Researchers create AI worms that can spread from one system to another

ArsTechnica, March 2, 2024

Termed Morris II, these AI worms created by researchers Ben Nassi, Stav Cohen, and Ron Bitton serve as a testament to the evolving landscape of AI security. The researchers showcase how Morris II can exploit generative AI email assistants, potentially stealing data or deploying malware in the process.

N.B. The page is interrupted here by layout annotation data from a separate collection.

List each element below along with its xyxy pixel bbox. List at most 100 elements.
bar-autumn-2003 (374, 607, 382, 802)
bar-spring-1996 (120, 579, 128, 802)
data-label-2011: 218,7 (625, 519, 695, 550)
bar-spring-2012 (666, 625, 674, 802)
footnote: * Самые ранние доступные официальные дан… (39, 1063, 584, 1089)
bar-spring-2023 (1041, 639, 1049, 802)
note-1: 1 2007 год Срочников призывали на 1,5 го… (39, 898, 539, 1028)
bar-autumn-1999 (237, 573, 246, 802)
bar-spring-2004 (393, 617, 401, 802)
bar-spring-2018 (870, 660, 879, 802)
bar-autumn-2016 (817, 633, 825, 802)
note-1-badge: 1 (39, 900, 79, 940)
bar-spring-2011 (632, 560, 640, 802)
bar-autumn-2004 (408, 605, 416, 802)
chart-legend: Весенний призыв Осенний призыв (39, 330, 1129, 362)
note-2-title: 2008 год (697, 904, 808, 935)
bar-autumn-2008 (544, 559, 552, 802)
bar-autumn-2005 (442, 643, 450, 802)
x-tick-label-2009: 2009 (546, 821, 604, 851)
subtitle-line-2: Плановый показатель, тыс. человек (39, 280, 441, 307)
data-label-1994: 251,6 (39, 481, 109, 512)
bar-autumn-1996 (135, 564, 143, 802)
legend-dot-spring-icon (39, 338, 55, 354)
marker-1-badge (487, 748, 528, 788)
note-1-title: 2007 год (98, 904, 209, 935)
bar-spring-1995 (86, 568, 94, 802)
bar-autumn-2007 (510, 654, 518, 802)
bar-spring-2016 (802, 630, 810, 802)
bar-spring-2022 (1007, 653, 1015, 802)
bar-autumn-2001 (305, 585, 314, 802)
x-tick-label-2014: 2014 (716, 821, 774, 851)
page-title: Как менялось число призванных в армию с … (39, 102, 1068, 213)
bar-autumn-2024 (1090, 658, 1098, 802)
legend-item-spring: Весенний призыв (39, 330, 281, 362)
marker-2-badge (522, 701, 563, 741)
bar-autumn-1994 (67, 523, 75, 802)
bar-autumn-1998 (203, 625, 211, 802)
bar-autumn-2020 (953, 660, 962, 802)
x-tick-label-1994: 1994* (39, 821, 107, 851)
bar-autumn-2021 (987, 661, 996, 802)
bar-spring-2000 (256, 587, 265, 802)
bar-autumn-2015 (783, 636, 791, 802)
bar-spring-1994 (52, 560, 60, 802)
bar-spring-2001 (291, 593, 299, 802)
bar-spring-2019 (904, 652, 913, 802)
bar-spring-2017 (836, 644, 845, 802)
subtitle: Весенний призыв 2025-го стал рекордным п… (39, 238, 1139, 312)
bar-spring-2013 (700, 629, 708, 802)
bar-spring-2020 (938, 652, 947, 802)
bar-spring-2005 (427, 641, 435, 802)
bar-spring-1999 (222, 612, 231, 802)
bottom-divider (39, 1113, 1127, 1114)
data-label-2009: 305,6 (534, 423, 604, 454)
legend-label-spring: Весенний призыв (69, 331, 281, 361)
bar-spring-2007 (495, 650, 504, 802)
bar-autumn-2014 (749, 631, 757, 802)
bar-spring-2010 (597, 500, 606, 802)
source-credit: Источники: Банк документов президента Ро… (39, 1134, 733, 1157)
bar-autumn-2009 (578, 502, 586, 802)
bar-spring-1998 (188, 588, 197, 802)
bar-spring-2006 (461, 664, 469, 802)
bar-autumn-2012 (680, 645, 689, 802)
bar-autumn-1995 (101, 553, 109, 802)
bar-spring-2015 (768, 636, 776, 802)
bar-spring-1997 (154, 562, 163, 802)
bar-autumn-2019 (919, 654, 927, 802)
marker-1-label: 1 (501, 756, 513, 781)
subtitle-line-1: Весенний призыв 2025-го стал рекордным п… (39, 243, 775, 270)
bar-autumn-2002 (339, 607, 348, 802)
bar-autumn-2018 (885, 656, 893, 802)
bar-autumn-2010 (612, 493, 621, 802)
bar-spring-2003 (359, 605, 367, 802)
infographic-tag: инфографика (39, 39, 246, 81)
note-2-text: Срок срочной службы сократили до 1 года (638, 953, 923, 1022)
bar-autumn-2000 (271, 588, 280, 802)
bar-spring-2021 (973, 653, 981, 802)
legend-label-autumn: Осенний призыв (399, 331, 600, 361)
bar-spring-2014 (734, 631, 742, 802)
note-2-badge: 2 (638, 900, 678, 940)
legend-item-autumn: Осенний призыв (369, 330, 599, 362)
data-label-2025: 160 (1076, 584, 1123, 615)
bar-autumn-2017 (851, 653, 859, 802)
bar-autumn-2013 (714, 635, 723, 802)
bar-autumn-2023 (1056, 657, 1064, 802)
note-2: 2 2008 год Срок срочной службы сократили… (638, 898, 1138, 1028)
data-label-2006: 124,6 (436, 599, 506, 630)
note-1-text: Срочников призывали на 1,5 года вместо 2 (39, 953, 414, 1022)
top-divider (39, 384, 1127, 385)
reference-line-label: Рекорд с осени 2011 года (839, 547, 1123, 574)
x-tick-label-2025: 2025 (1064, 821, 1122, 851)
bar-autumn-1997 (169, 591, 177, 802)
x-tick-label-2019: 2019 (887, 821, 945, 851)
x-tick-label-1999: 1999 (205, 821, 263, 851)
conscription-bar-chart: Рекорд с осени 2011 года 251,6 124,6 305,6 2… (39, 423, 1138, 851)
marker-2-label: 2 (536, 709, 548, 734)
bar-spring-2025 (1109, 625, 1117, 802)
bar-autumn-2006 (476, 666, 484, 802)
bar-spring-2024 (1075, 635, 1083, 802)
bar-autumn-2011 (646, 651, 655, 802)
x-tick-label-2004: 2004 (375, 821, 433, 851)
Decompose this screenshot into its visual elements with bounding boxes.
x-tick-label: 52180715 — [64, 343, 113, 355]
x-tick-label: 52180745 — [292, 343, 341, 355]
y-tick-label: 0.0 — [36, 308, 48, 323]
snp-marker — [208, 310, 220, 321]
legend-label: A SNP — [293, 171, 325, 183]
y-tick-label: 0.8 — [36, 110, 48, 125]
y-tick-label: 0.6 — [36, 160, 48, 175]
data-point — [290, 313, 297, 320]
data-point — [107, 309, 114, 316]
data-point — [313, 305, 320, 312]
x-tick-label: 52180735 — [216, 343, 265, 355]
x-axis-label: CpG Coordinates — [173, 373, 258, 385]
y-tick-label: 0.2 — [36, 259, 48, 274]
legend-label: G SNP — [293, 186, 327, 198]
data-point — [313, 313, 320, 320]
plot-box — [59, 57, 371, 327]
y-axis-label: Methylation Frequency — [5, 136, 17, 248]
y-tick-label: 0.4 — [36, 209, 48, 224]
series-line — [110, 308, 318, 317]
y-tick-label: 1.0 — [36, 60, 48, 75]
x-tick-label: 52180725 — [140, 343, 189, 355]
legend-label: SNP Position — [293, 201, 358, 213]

This breakthrough underscores the imperative for startups, developers, and tech companies to address the emerging security risks associated with large language models (LLMs) evolving into multimodal systems, capable of generating not only text but also images and videos.

The creation of generative AI worms is a result of utilizing adversarial self-replicating prompts, akin to traditional SQL injection and buffer overflow attacks. The researchers illustrate how these worms can compromise the security of AI email assistants, emphasizing the importance of recognizing and addressing vulnerabilities within the broader AI ecosystem. While the research is conducted in controlled environments, security experts stress the need for developers to take the potential risks of generative AI worms seriously, especially when AI applications are granted permission to perform actions on behalf of users.

Despite the current simulated nature of such attacks, the researchers anticipate the emergence of generative AI worms in the wild within the next two to three years. To defend against these potential threats, the creators of generative AI systems are advised to implement traditional security approaches, emphasizing proper secure application design and monitoring. Additionally, keeping humans in the loop, ensuring AI agents require approval before taking actions, emerges as a crucial mitigation strategy. As the development of AI ecosystems progresses, awareness of these risks becomes paramount, requiring a proactive approach to security in AI applications.